The sex-linked recessive gene Tfm in the mouse produces a condition of testicular feminization (androgen insensitivity syndrome, AIS) in hemizygotes, comparable to the condition of the same name in humans. The murine mutant was originally believed to have no derivatives of the mesonephric duct system (MDS), and this absence was ascribed to dependence of these derivatives on androgens for survival. However, microscopical epididymides, retia testes, and vasa deferentia were identified in these animals in our laboratory. These micro-organs may play a role in meiosis induction in Tfm/Y animals. The present study was designed to determine whether survival of these organs is due to retention of an ability to respond to androgens, or whether they are unique amongst MDS derivatives in being independent of androgens. Previous studies in our laboratory demonstrated that the enzyme beta-glucuronidase (beta G) is androgen sensitive in the epididymis of the normal mouse. In the present investigation we used this enzyme as a marker to study androgen sensitivity in the microscopical epididymides of Tfm/Y hemizygotes and in the epididymides of control +/Y litter-mate brothers.
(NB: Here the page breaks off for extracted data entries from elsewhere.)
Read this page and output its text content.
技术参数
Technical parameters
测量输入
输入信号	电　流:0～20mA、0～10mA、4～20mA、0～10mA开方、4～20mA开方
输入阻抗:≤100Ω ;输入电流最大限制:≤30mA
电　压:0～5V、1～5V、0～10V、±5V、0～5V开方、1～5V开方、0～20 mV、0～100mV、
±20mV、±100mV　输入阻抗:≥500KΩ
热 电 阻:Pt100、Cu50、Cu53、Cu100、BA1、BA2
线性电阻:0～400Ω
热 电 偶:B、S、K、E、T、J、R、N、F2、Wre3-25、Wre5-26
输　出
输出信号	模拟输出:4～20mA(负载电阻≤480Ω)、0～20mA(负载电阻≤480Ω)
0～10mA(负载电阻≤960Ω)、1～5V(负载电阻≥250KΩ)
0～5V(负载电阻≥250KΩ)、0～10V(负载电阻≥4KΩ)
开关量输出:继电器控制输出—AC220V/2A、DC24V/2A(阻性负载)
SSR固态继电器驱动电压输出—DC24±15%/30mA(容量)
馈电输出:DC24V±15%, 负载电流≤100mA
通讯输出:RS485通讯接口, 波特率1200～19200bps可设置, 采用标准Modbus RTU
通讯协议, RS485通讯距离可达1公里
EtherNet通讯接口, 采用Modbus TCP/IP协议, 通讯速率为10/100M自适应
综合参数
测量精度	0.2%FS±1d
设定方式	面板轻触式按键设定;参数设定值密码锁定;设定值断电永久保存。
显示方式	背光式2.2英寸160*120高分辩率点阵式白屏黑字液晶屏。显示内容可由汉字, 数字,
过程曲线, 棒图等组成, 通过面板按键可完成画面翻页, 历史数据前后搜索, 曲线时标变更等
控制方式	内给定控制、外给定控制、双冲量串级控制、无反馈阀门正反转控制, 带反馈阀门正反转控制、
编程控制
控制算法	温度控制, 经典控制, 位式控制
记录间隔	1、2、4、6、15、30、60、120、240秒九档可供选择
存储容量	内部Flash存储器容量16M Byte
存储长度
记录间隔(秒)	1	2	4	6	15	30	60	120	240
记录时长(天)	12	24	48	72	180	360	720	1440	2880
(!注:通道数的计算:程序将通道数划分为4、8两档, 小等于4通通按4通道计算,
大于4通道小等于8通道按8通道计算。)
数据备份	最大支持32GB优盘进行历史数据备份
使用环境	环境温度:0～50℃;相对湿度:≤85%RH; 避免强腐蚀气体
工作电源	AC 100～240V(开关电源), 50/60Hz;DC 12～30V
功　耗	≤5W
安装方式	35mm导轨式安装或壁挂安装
Both mutant and control animals were studied with and without exogenous androgen stimulation. Tfm/Y hemizygotes demonstrated low levels of diffuse, cytoplasmic beta G activity that appears to be unresponsive to exogenous androgen stimulation. In light of our previous studies, this distribution of beta G reaction products suggests some degree of androgen sensitivity. The survival of these micro-organs and their partial androgen sensitivity may be related to the role of the MDS in inducing meiosis.